Install from pypi: pip install DataProfiler


What is a Data Profile?

In the case of this library, a data profile is a dictionary containing statistics and predictions about the underlying dataset. There are "global statistics" or global_stats, which contain dataset level data and there are "column/row level statistics" or data_stats (each column is a new key-value entry).
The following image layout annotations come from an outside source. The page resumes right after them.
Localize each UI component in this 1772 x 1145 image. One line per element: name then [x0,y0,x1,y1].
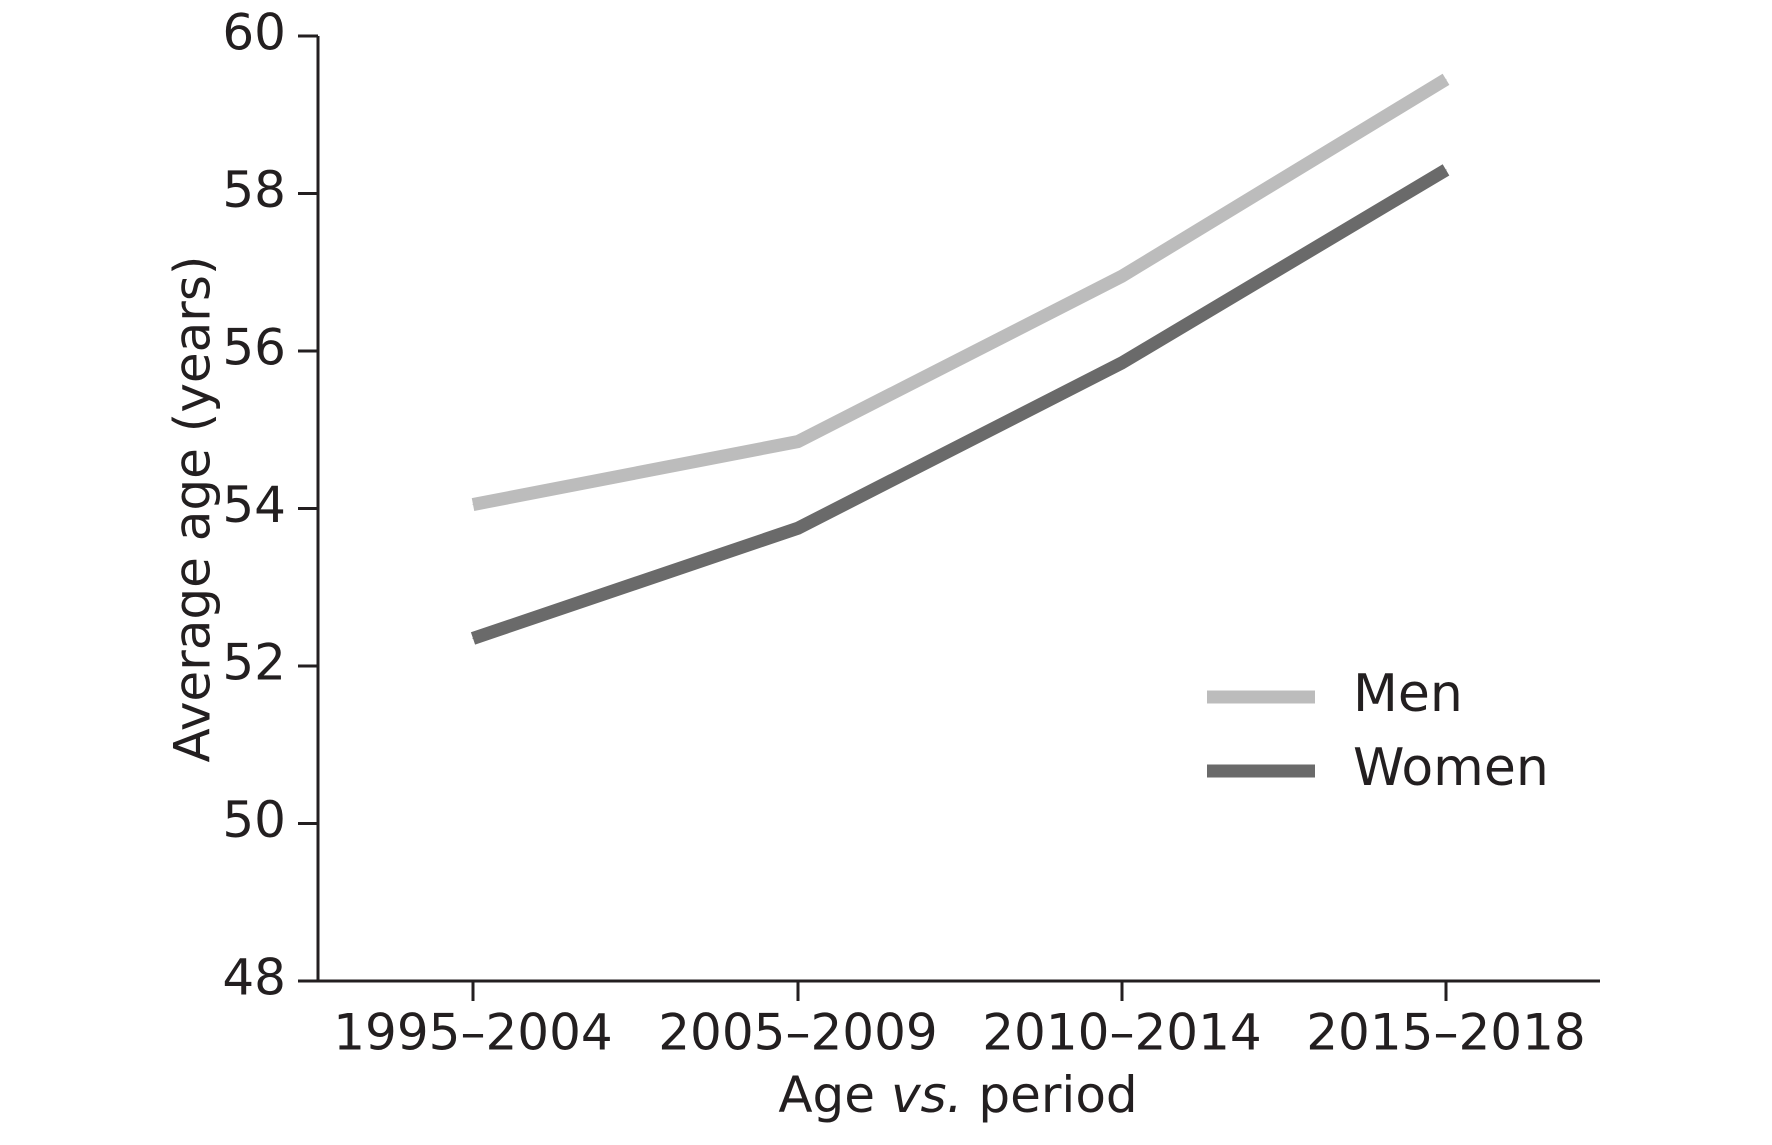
y-tick-label: 54 [222,476,286,534]
y-tick-label: 60 [222,4,286,62]
data-point-men [472,504,474,506]
x-axis-title-part-3: period [962,1066,1137,1124]
data-point-women [1121,362,1123,364]
x-tick-label: 2005–2009 [658,1004,938,1062]
data-point-men [1121,275,1123,277]
x-ticks: 1995–2004 2005–2009 2010–2014 2015–2018 [333,981,1586,1062]
x-axis-title-part-1: Age [778,1066,891,1124]
series-lines [470,73,1450,645]
y-tick-label: 48 [222,949,286,1007]
legend-label-men: Men [1353,664,1463,724]
x-axis-title: Age vs. period [778,1066,1137,1124]
legend: Men Women [1207,664,1549,798]
x-axis-title-italic: vs. [891,1066,963,1124]
data-point-women [797,527,799,529]
series-line-men [471,73,1450,511]
data-point-women [472,637,474,639]
x-tick-label: 2010–2014 [982,1004,1262,1062]
y-tick-label: 56 [222,319,286,377]
y-tick-label: 58 [222,161,286,219]
data-point-men [797,441,799,443]
data-point-men [1445,78,1447,80]
y-ticks: 48 50 52 54 56 58 60 [222,4,318,1007]
y-tick-label: 50 [222,791,286,849]
x-tick-label: 2015–2018 [1306,1004,1586,1062]
series-line-women [470,164,1450,645]
axes [316,36,1600,983]
y-tick-label: 52 [222,634,286,692]
y-axis-title: Average age (years) [164,256,222,763]
x-tick-label: 1995–2004 [333,1004,613,1062]
data-point-women [1445,169,1447,171]
legend-label-women: Women [1353,738,1549,798]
The format for a profile is below:

"global_stats": {
    "samples_used": int,
    "column_count": int,
    "row_count": int,
    "row_has_null_ratio": float,
    "row_is_null_ratio": float,    
    "unique_row_ratio": float,
    "duplicate_row_count": int,
    "file_type": string,
    "encoding": string,
},
"data_stats": {
    <column name>: {
        "column_name": string,
        "data_type": string,
        "data_label": string,
        "categorical": bool,
        "order": string,
	"samples": list(str),
        "statistics": {
            "sample_size": int,
            "null_count": int,
            "null_types": list(string),
            "null_types_index": {
                string: list(int)
            },
            "data_type_representation": [string, list(string)],
            "min": [null, float],
            "max": [null, float],
            "mean": float,
            "variance": float,
            "stddev": float,
            "histogram": { 
                "bin_counts": list(int),
		"bin_edges": list(float),
            },
            "quantiles": {
                int: float
            }
            "vocab": list(char),
            "avg_predictions": dict(float), 
            "data_label_representation": dict(float),
            "categories": list(str),
            "unique_count": int,
            "unique_ratio": float,
            "precision": {
	        'min': int,
		'max': int,
		'mean': float,
		'var': float,
		'std': float,
		'sample_size': int,
		'margin_of_error': float,
		'confidence_level': float		
	    },
            "times": dict(float),
            "format": string
        }
    }
}

Support

Supported Data Formats

  • Any delimited file (CSV, TSV, etc.)
  • JSON object
  • Avro file
  • Parquet file
  • Pandas DataFrame

Data Types

Data Types are determined at the column level for structured data

  • Int
  • Float
  • String
  • DateTime

Data Labels

Data Labels are determined per cell for structured data (column/row when the profiler is used) or at the character level for unstructured data.

  • UNKNOWN
  • ADDRESS
  • BAN (bank account number, 10-18 digits)
  • CREDIT_CARD
  • EMAIL_ADDRESS
  • UUID
  • HASH_OR_KEY (md5, sha1, sha256, random hash, etc.)
  • IPV4
  • IPV6
  • MAC_ADDRESS
  • PERSON
  • PHONE_NUMBER
  • SSN
  • URL
  • US_STATE
  • DRIVERS_LICENSE
  • DATE
  • TIME
  • DATETIME
  • INTEGER
  • FLOAT
  • QUANTITY
  • ORDINAL

Get Started

Load a File

The Data Profiler can profile the following data/file types:

  • CSV file (or any delimited file)
  • JSON object
  • Avro file
  • Parquet file
  • Pandas DataFrame

The profiler should automatically identify the file type and load the data into a Data Class.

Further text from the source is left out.